Still, Yellen has faced almost one opposing vote per meeting, a pace that slightly exceeds her predecessor Bernanke. The number of dissenting votes hit an almost two-year high in September, and notably included Boston Fed President Eric Rosengren, who in the past had pushed for easy monetary policy.

There was about one opposing vote every other meeting under Greenspan, while G. William Miller and Volcker faced the highest level of division during their leadership in the 1970s and 1980s.

The level of dissent within the FOMC is affected by conditions in the economy, with Fed officials inclined to close ranks around the chair in times of crisis and feel less constrained when the economy is on relatively solid ground. But the calendar also plays a role, due to an annual vote rotation among regional Fed presidents. This can see hawkish officials who favor tighter policy are replaced by more dovish colleagues, or vice versa.

All policy makers take part in discussions at FOMC meetings, held roughly every six weeks, but only a maximum of 12 vote on policy. That includes the seven members of the Fed Board in Washington when all its seats are filled -- currently there are two vacant slots -- plus five of the 12 regional Fed banks chiefs, whose voting composition changes every year.

Some central bankers without a vote have been vocal about their views, such as Richmond Fed President Jeffrey Lacker, who said in October he would have pushed for higher rates in the prior month’s meeting. He won’t have a vote until 2018.

For an in-depth look at Fed’s rationale for holding rates, click here.

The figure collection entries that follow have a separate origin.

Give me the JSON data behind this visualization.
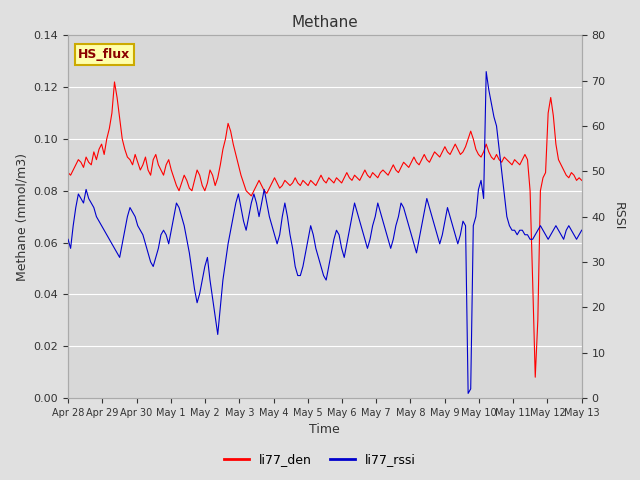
{
  "title": "Methane",
  "xlabel": "Time",
  "ylabel_left": "Methane (mmol/m3)",
  "ylabel_right": "RSSI",
  "ylim_left": [
    0.0,
    0.14
  ],
  "ylim_right": [
    0,
    80
  ],
  "yticks_left": [
    0.0,
    0.02,
    0.04,
    0.06,
    0.08,
    0.1,
    0.12,
    0.14
  ],
  "yticks_right": [
    0,
    10,
    20,
    30,
    40,
    50,
    60,
    70,
    80
  ],
  "fig_bg_color": "#e0e0e0",
  "plot_bg_color": "#d8d8d8",
  "legend_entries": [
    "li77_den",
    "li77_rssi"
  ],
  "line_color_red": "#ff0000",
  "line_color_blue": "#0000cc",
  "hs_flux_label": "HS_flux",
  "x_tick_labels": [
    "Apr 28",
    "Apr 29",
    "Apr 30",
    "May 1",
    "May 2",
    "May 3",
    "May 4",
    "May 5",
    "May 6",
    "May 7",
    "May 8",
    "May 9",
    "May 10",
    "May 11",
    "May 12",
    "May 13"
  ],
  "red_data": [
    0.087,
    0.086,
    0.088,
    0.09,
    0.092,
    0.091,
    0.089,
    0.093,
    0.091,
    0.09,
    0.095,
    0.092,
    0.096,
    0.098,
    0.094,
    0.1,
    0.104,
    0.11,
    0.122,
    0.116,
    0.108,
    0.1,
    0.096,
    0.093,
    0.092,
    0.09,
    0.094,
    0.091,
    0.088,
    0.09,
    0.093,
    0.088,
    0.086,
    0.092,
    0.094,
    0.09,
    0.088,
    0.086,
    0.09,
    0.092,
    0.088,
    0.085,
    0.082,
    0.08,
    0.083,
    0.086,
    0.084,
    0.081,
    0.08,
    0.084,
    0.088,
    0.086,
    0.082,
    0.08,
    0.083,
    0.088,
    0.086,
    0.082,
    0.085,
    0.09,
    0.096,
    0.1,
    0.106,
    0.103,
    0.098,
    0.094,
    0.09,
    0.086,
    0.083,
    0.08,
    0.079,
    0.078,
    0.08,
    0.082,
    0.084,
    0.082,
    0.08,
    0.079,
    0.081,
    0.083,
    0.085,
    0.083,
    0.081,
    0.082,
    0.084,
    0.083,
    0.082,
    0.083,
    0.085,
    0.083,
    0.082,
    0.084,
    0.083,
    0.082,
    0.084,
    0.083,
    0.082,
    0.084,
    0.086,
    0.084,
    0.083,
    0.085,
    0.084,
    0.083,
    0.085,
    0.084,
    0.083,
    0.085,
    0.087,
    0.085,
    0.084,
    0.086,
    0.085,
    0.084,
    0.086,
    0.088,
    0.086,
    0.085,
    0.087,
    0.086,
    0.085,
    0.087,
    0.088,
    0.087,
    0.086,
    0.088,
    0.09,
    0.088,
    0.087,
    0.089,
    0.091,
    0.09,
    0.089,
    0.091,
    0.093,
    0.091,
    0.09,
    0.092,
    0.094,
    0.092,
    0.091,
    0.093,
    0.095,
    0.094,
    0.093,
    0.095,
    0.097,
    0.095,
    0.094,
    0.096,
    0.098,
    0.096,
    0.094,
    0.095,
    0.097,
    0.1,
    0.103,
    0.1,
    0.096,
    0.094,
    0.093,
    0.095,
    0.098,
    0.095,
    0.093,
    0.092,
    0.094,
    0.092,
    0.091,
    0.093,
    0.092,
    0.091,
    0.09,
    0.092,
    0.091,
    0.09,
    0.092,
    0.094,
    0.092,
    0.08,
    0.045,
    0.008,
    0.03,
    0.08,
    0.085,
    0.087,
    0.11,
    0.116,
    0.109,
    0.098,
    0.092,
    0.09,
    0.088,
    0.086,
    0.085,
    0.087,
    0.086,
    0.084,
    0.085,
    0.084
  ],
  "blue_data_rssi": [
    35,
    33,
    38,
    42,
    45,
    44,
    43,
    46,
    44,
    43,
    42,
    40,
    39,
    38,
    37,
    36,
    35,
    34,
    33,
    32,
    31,
    34,
    37,
    40,
    42,
    41,
    40,
    38,
    37,
    36,
    34,
    32,
    30,
    29,
    31,
    33,
    36,
    37,
    36,
    34,
    37,
    40,
    43,
    42,
    40,
    38,
    35,
    32,
    28,
    24,
    21,
    23,
    26,
    29,
    31,
    26,
    22,
    18,
    14,
    20,
    26,
    30,
    34,
    37,
    40,
    43,
    45,
    42,
    39,
    37,
    40,
    43,
    45,
    43,
    40,
    43,
    46,
    43,
    40,
    38,
    36,
    34,
    36,
    40,
    43,
    40,
    36,
    33,
    29,
    27,
    27,
    29,
    32,
    35,
    38,
    36,
    33,
    31,
    29,
    27,
    26,
    29,
    32,
    35,
    37,
    36,
    33,
    31,
    34,
    37,
    40,
    43,
    41,
    39,
    37,
    35,
    33,
    35,
    38,
    40,
    43,
    41,
    39,
    37,
    35,
    33,
    35,
    38,
    40,
    43,
    42,
    40,
    38,
    36,
    34,
    32,
    35,
    38,
    41,
    44,
    42,
    40,
    38,
    36,
    34,
    36,
    39,
    42,
    40,
    38,
    36,
    34,
    36,
    39,
    38,
    1,
    2,
    38,
    40,
    46,
    48,
    44,
    72,
    68,
    65,
    62,
    60,
    55,
    50,
    45,
    40,
    38,
    37,
    37,
    36,
    37,
    37,
    36,
    36,
    35,
    35,
    36,
    37,
    38,
    37,
    36,
    35,
    36,
    37,
    38,
    37,
    36,
    35,
    37,
    38,
    37,
    36,
    35,
    36,
    37
  ]
}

The three Fed voters who dissented in September have given no indication they will fall in line at the Nov. 1-2 meeting, when the FOMC is widely expected to keep rates unchanged for a seventh straight time.

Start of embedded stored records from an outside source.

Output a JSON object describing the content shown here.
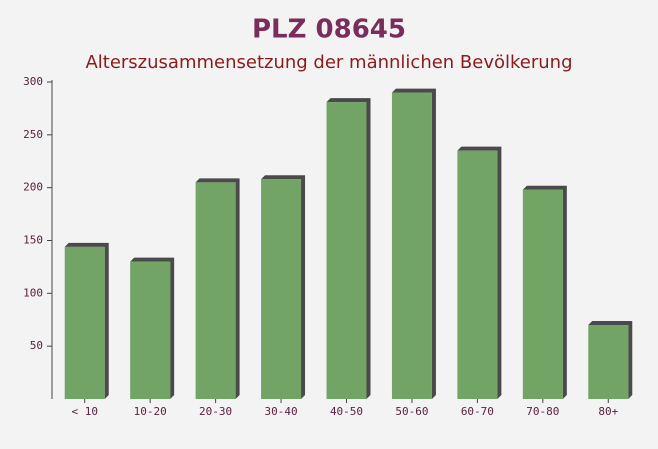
{
  "chart_data": {
    "type": "bar",
    "title": "PLZ 08645",
    "subtitle": "Alterszusammensetzung der männlichen Bevölkerung",
    "categories": [
      "< 10",
      "10-20",
      "20-30",
      "30-40",
      "40-50",
      "50-60",
      "60-70",
      "70-80",
      "80+"
    ],
    "values": [
      144,
      130,
      205,
      208,
      281,
      290,
      235,
      198,
      70
    ],
    "color": "#6a9f5e",
    "ylim": [
      0,
      300
    ],
    "yticks": [
      50,
      100,
      150,
      200,
      250,
      300
    ]
  }
}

Rosengren of the Boston Fed voiced concern in an Oct. 15 interview about the risk of asset bubbles and inflation if the central bank keeps rates too low for too long. Cleveland Fed President Loretta Mester, who voted in favor of a hike in September, said in October that monetary policy must be “looking ahead and not just waiting.” Kansas City’s Esther George, who has dissented at the past two meetings, said she favors higher rates in light of a tightening labor market and rising inflation.

Conflicting Views

Former Fed official Roberto Perli said division at the central bank reflects confusion about the correct policy amid a slow economic recovery and uncertain outlook on inflation. Gross domestic product has grown only 2.1 percent annually since the recession ended in 2009 and it’s unclear when inflation will reach the central bank’s 2 percent target.

“Views are more divergent than usual, which in turn has produced more dissents,” said Perli, who is now a partner at Cornerstone Macro LLC in Washington.

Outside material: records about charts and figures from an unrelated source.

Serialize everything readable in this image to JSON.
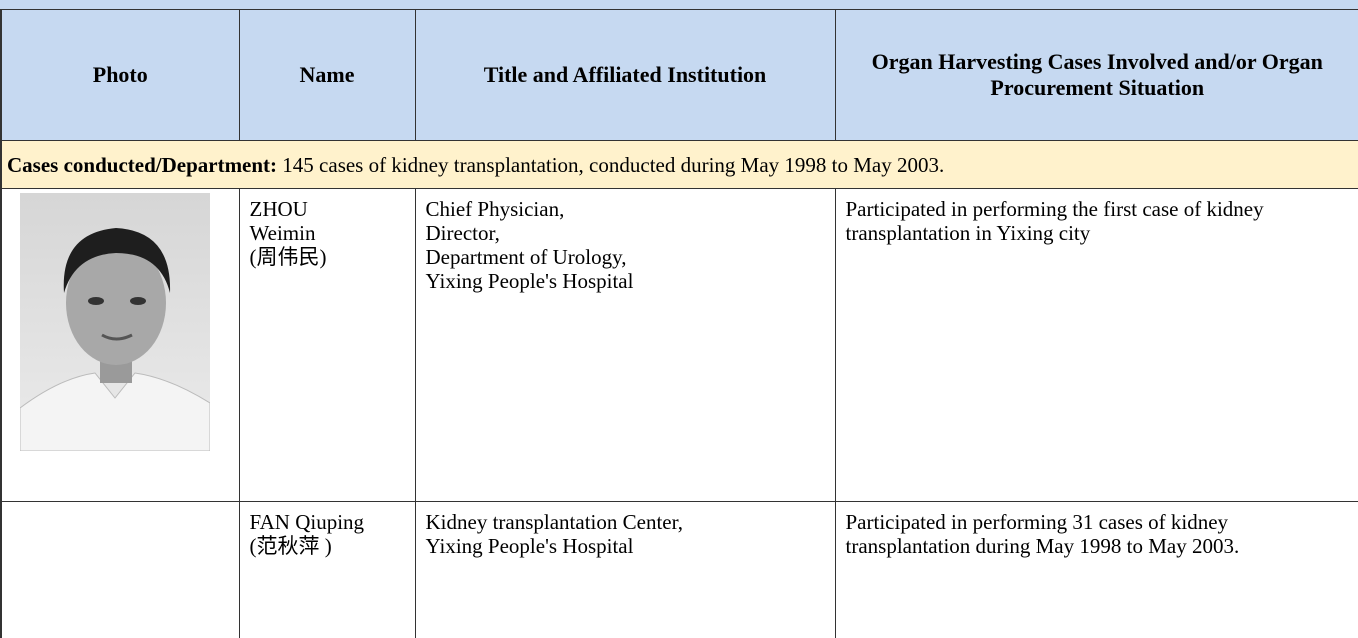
{
  "table": {
    "columns": [
      "Photo",
      "Name",
      "Title and Affiliated Institution",
      "Organ Harvesting Cases Involved and/or Organ Procurement Situation"
    ],
    "section": {
      "label": "Cases conducted/Department:",
      "text": "145 cases of kidney transplantation, conducted during May 1998 to May 2003."
    },
    "rows": [
      {
        "name": [
          "ZHOU",
          "Weimin",
          "(周伟民)"
        ],
        "title": [
          "Chief Physician,",
          "Director,",
          "Department of Urology,",
          "Yixing People's Hospital"
        ],
        "cases": "Participated in performing the first case of kidney transplantation in Yixing city"
      },
      {
        "name": [
          "FAN Qiuping",
          "(范秋萍 )"
        ],
        "title": [
          "Kidney transplantation Center,",
          "Yixing People's Hospital"
        ],
        "cases": "Participated in performing 31 cases of kidney transplantation during May 1998 to May 2003."
      }
    ]
  }
}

Notably, none of the dissent in recent years has come from Fed governors, political appointees who are nominated by the U.S. president and confirmed by the Senate.

While that suggests underlying support for the chair, that unanimity has also been raised as a concern. Lacker said in an October speech that governors may be “less insulated” from the political process because they typically serve shorter terms, while Fed presidents are willing to challenge conventional views.

Bernanke has argued that a certain degree of division can be healthy. He tried to make the FOMC less centered around the chair’s views and encouraged officials to speak up and make their opinions known.

Reserve Bank presidents understand that they should use dissent only sparingly, according to Al Broaddus, who led the Richmond Fed from 1993 to 2004 during Greenspan’s chairmanship. Greenspan faced challenges during difficult periods of his tenure, notably from Broaddus himself, though division eased toward the end of his time in office.

“Legitimacy and credibility are very important to the Fed,” Broaddus said. “Several dissents during temporarily difficult periods pose no threat, but sustained dissents over longer periods raise questions.”